Let’s be honest, it would have been a travesty and deeply unjust had Sepp Kuss ended his career without completing the Grand Tour trilogy. America’s best climber for a generation, the hardest working and selfless domestique around, and probably the nicest man in the peloton, everyone wants Seppy on their team - and everyone wants to see a Kuss win from time to time.
The latest, his first since he won a stage and the overall at 2024’s Vuelta a Burgos, completes the set for him: he has now won a stage in each of the Vuelta a España, Tour de France and Giro d’Italia. It’s not so much an exclusive club anymore with Kuss becoming the 116th member, but that doesn’t make it any less of an achievement.

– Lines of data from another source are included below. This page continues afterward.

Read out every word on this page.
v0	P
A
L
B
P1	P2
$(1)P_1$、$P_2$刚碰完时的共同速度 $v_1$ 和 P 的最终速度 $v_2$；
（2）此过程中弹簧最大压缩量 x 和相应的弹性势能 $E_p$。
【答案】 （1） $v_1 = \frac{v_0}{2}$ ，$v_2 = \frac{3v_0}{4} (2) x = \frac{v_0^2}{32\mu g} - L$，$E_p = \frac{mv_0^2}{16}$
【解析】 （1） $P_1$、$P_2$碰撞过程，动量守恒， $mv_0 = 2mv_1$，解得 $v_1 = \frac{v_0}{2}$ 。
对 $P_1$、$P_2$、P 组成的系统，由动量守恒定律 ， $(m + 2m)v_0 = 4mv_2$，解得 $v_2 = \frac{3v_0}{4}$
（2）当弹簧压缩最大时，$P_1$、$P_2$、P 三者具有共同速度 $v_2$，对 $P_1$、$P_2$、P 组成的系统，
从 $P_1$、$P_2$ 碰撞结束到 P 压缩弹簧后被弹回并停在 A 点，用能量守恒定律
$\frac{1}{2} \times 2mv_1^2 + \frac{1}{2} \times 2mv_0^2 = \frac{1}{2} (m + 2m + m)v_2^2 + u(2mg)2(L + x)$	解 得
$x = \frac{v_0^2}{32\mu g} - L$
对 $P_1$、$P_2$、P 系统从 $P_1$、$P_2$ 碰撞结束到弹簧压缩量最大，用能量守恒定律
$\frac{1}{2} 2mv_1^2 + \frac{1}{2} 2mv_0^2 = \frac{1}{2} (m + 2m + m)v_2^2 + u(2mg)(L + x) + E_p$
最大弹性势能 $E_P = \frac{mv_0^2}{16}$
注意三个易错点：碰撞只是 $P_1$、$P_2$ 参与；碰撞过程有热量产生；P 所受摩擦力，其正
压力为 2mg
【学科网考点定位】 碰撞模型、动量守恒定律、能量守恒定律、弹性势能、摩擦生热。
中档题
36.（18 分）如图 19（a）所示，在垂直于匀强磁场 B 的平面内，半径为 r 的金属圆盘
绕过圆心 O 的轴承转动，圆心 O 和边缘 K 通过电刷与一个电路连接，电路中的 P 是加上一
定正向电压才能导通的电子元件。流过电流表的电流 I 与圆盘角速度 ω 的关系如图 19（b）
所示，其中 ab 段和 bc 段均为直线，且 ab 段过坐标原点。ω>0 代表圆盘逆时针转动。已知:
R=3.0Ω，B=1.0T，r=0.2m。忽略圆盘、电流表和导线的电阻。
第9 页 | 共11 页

Kuss’s first Grand Tour stage victory was at the 2019 Vuelta, the year both Jonas Vingegaard – his Visma-Lease a Bike teammate who he’s at the current Giro in support of – and Tadej Pogačar were neo-pros. In other words: the year before everything changed. Before cycling got even harder.
He won a Tour stage in his adopted home of Andorra in 2021, and two years later he so memorably won the sixth stage of the Vuelta which set up the unlikeliest – but certainly not undeserved – of GC victories. GC Kuss, a fan petition to free the Coloradan in pursuit of GC glory, had borne fruit. All Kuss needed to do now was to win a Giro stage and his palmarès would be as good as complete.
It just had to be on the queen stage, a day of almost 5,000m of elevation gain, that the 31-year-old fulfilled that mission. With Vingegaard’s stranglehold on the race not going to come under any pressure from Felix Gall in second, Visma were happy to give Kuss a day off from wingman and man-marking duties and instead infiltrate the break. Unsurprisingly given that 15 of the competing teams have still to win a stage, there was a huge fight to become an escapee. Sneaking in there with consequences for the GC was Derek Gee-West and Michael Storer. Kuss’s presence meant that Visma didn't have to chase.
(Image credit: Zac Williams/SWpix.com)
Giulio Ciccone, in pursuit of his second mountains jersey after winning it previously in 2019, was active throughout, overtaking Vingegaard to reclaim the that classification’s lead, but despite attacking over the top of the penultimate climb and holding a minute-plus advantage, the Italian wouldn’t be the winner in Alleghe. Lidl-Trek would again have to settle for second and third, with Gee-West beating Ciccone to the runner-up spot. This Giro is just not panning out for them.
It is for Visma, though. Vingegaard won’t equal Pogačar’s six stage wins from the 2024 race, but Visma as a team might. On the consistently steep climb up to the finish, Kuss passed Ciccone with a few kilometres to go and marched towards the history books. It wasn’t pleasant viewing – his mouth agape, his head wobbling left and right, and his body craning over his bike, but it was effective. Justice was served. One of the greatest climbers of his generation entered the Grand Tour Trilogy club – and he did so in the magnificent, dramatic surroundings of the Dolomites. The perfect setting for the Eagle of Durango.
Watched on by his mother who was stood 500 metres from the finish, Kuss admitted that he doubted this moment would ever come. “It's something I always dreamt of, but every year it's getting harder and harder,” he said. “I keep progressing, but so does everyone else, so every year that goes by I think it's going to be even harder to win a stage in the Giro to complete all three. I just can't believe it."
His mother’s presence spurred him on especially. “Big shoutout to her and my family, because I really only see them a few weeks every year. It's hard to stay in contact with everybody who's far away, but it was really nice to have her there. I'm always thinking of my family and my friends that I don't get to see so much. This is for them."
It was the fifth summit finish that Visma have won in this Giro. There have only been five. In Vingegaard and Kuss they possess the race’s two mountain goats. It was Vingergaard's comfortable four minute lead over Gall in the race for the maglia rosa that permitted Kuss the opportunity to go for his own glory. “It was never the primary goal. The main challenge was to win the pink jersey with Jonas,” he said. "So far it’s looking good, but when they told me the other night that I had the chance to go in the break I knew I had to seize the opportunity."
He didn’t fail his mission. Jai Hindley moved up to third overall as Thymen Arensman faltered to slip to fourth. Gee-West, meanwhile, jumped up to fifth, 58 seconds off matching his fourth-place from last year’s race. Movers and shakers on the penultimate mountain stage in which Vingegaard’s expected triumph became even more certain. The news everyone will be talking about though was Sepp Kuss finally adding a Giro stage win to his Tour and Vuelta ones. No one can begrudge the ultimate servant of that.